影二十低头敛目“是”
靳同仪进兴圣宫一向不敲门,落锁的声音惊动了屋中的靳无言,听脚步声就知道是哥哥来了,他急行几步前来迎接,行至门厅,跪地行礼喊到,“哥哥”
靳同仪没理他,依旧直行,靳无言只看哥哥脸色就知道今日是非功过定要有个数,他默默的捏紧袖口起身跟了过去,靳同仪进屋行至屋内唯一的一把椅子边,手扶靠背回过头来看靳无言,靳无言叹了一口气,取了桌上镇纸跪地捧着,说道“哥哥问吧”
这哥俩既聪明又默契十足,这么一问就都知道问的是太平村村民,靳同仪也不同他卖关子“村民信鬼神而求庇佑,当如何?”
且不说靳无言从来不信鬼神之说,就从他遇见顾西楼开始,他就更加不把这些牛鬼蛇神放在眼里,“可怜夜半虚前席,不问苍生问鬼神,太平村到底比不上大都”
靳同仪将手放在靳无言捧着的镇纸上轻轻敲着节奏,靳无言看出了哥哥的不满意,低头抿了抿嘴唇,靳同仪接着说“爱之仁,正之义,君之礼,哲思智,情同信,春生化万物而成仁,秋刚正利收而为义,五常自古皆刻于人心,若说村民拜的是大神倒不如说拜的是心中的忠义”

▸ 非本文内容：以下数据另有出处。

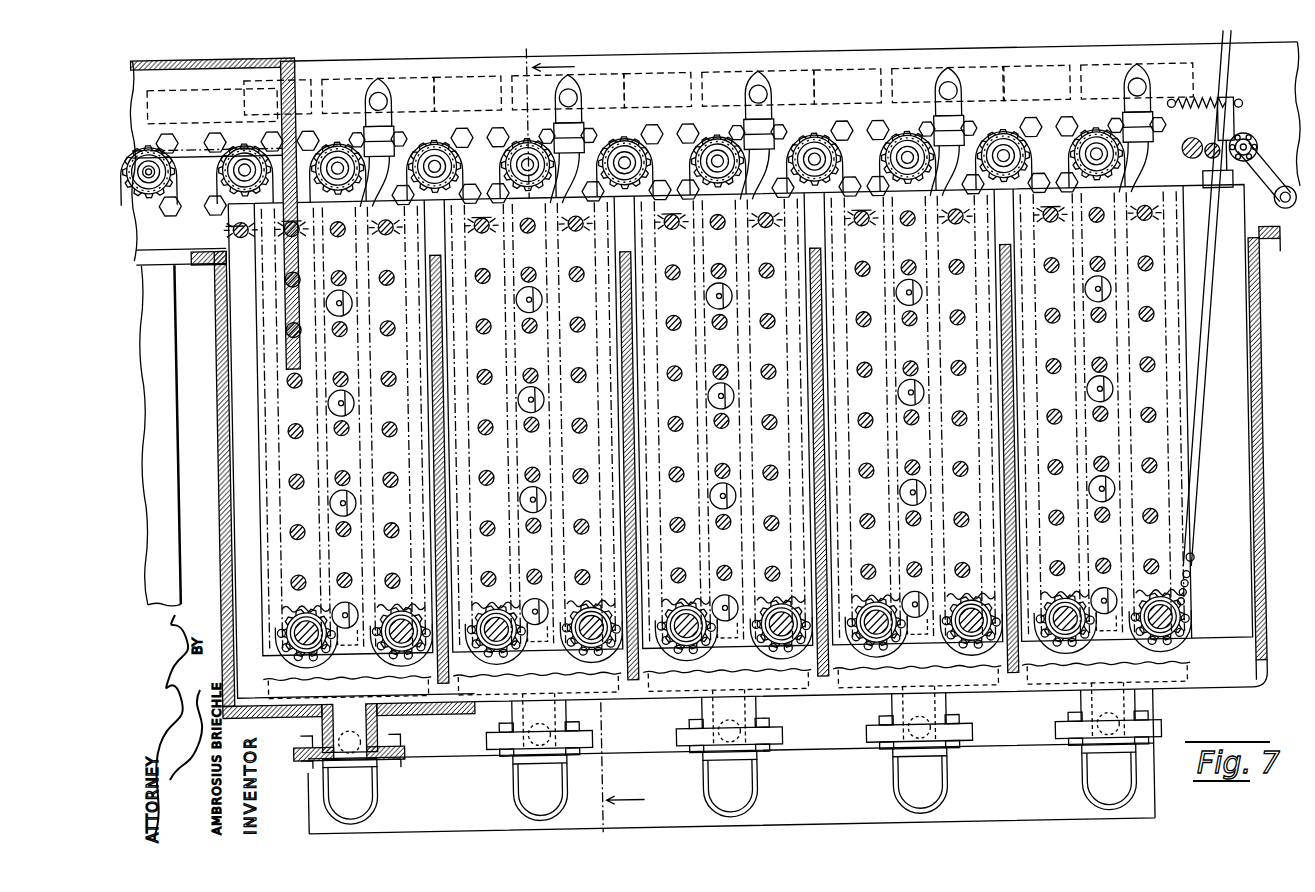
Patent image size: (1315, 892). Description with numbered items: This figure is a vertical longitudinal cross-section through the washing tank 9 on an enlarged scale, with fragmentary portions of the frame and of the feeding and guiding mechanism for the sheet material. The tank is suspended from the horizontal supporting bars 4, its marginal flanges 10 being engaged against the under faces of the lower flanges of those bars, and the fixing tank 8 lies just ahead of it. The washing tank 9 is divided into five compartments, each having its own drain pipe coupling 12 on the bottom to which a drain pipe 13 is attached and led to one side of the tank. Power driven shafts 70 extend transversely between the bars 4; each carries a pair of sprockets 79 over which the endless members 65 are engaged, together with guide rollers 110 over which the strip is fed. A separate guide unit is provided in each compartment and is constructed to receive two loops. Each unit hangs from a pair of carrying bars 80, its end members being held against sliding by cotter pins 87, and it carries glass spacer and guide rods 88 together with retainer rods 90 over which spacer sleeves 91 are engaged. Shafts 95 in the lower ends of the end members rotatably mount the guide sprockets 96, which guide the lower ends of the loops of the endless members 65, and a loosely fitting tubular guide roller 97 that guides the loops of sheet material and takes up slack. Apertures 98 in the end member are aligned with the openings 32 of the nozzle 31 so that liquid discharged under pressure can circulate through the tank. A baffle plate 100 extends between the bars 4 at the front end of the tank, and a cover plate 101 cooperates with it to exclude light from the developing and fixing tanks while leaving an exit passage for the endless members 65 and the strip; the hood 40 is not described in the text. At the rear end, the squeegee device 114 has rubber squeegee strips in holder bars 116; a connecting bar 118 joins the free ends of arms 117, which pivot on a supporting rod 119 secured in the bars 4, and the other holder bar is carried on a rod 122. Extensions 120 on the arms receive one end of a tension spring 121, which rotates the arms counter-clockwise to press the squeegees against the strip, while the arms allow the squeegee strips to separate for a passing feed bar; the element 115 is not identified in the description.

The supporting bars 4 is at (1272, 241).
The fixing tank 8 is at (159, 435).
The washing tank 9 is at (219, 478).
The marginal flanges 10 is at (206, 258).
The drain pipe coupling 12 is at (376, 708).
The drain pipe 13 is at (730, 784).
The nozzle 31 is at (708, 398).
The openings 32 is at (329, 398).
The cover 40 is at (508, 78).
The endless members 65 is at (252, 150).
The power driven shafts 70 is at (1103, 150).
The sprockets 79 is at (166, 165).
The carrying bars 80 is at (238, 226).
The cotter pins 87 is at (238, 221).
The glass spacer and guide rods 88 is at (721, 397).
The retainer rods 90 is at (1156, 238).
The spacer sleeves 91 is at (722, 398).
The shafts 95 is at (272, 618).
The guide sprockets 96 is at (733, 614).
The guide roller 97 is at (733, 652).
The apertures 98 is at (356, 298).
The baffle plate 100 is at (295, 361).
The cover plate 101 is at (252, 75).
The guide rollers 110 is at (1038, 152).
The squeegee device 114 is at (1264, 159).
The bearing ring 115 is at (1253, 148).
The holder bars 116 is at (1228, 197).
The arms 117 is at (1280, 200).
The connecting bar 118 is at (1262, 150).
The supporting rod 119 is at (1292, 197).
The extensions 120 is at (1241, 128).
The tension spring 121 is at (1216, 108).
The rod 122 is at (1197, 137).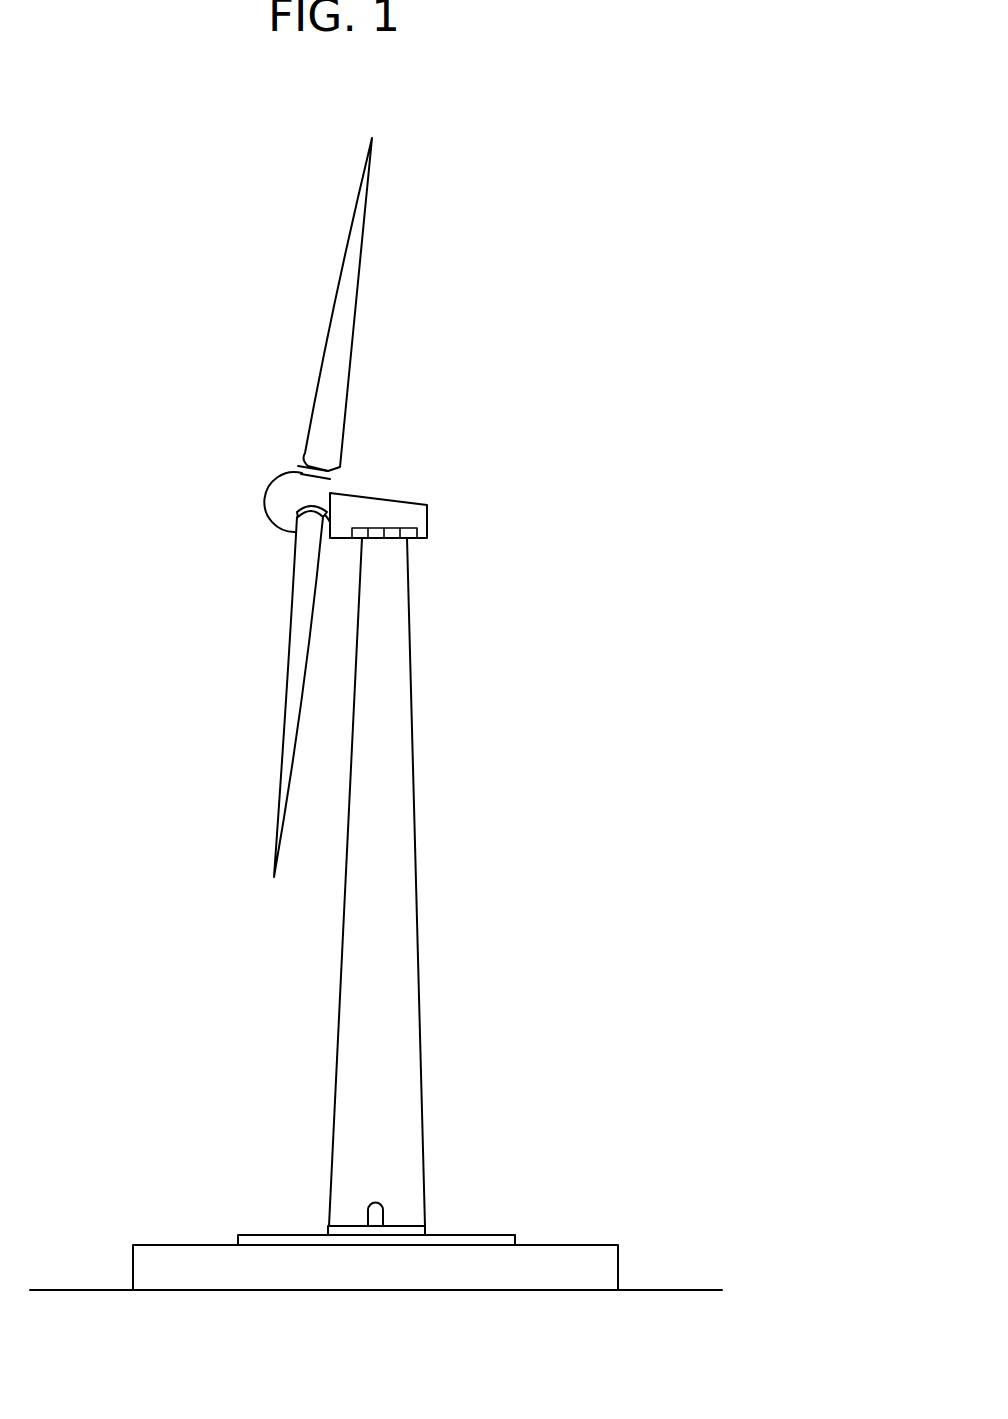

镇纸本就笨重,靳同仪的手指又压在上面,双重压力让靳无言的胳膊酸胀不已,他轻轻咬住自己的嘴唇苦苦坚持,回答道,“杀斗天地间,惨烈惊阴庭,贵逼人来不自由,龙骧凤翥势难收,这不过是些害人的法子,与忠义始终有别”
如今世事,家天下为真,靳乃国姓,传百年,立足形势,靳同仪觉得百姓迷信愚昧乃国治之本,若大家都各执一词,各抒己见,岂不是要效仿黄巾瓦岗?朝堂上的尔虞我诈就够折腾了,若是再出现一批绿林军,世道浇漓,人心日下,国将不国,他讲的话靳无言怕是一句也没听进去,靳同仪不再犹豫,抽出镇纸砸在了靳无言的手心
靳无言虽说从小被哥哥打惯了,可每次这么惩戒,都会让他的眼皮子跳上三跳,镇纸是从整块石头上削下来的,又重又沉,靳同仪来这么一下,靳无言的手心顷刻间就肿了大半,单薄的皮肤迅速隆起一条红印梗在中间,他疼的微微蜷缩着指尖,却还是强迫自己伸直手撑着,说道,“哥哥其实也不信鬼神的对吧?”
靳同仪没说话,看着靳无言算是默认,靳无言接着说“既然哥哥不信鬼神,又为何要要求百姓信?忠孝节义讲的是人伦,和天神他们有什么关系?”
话音刚落,都没给靳无言喘息的机会,靳同仪一连三下砸在了靳无言的手心,呵斥道“国事没学会多少,倒是净替百姓声张正义了?”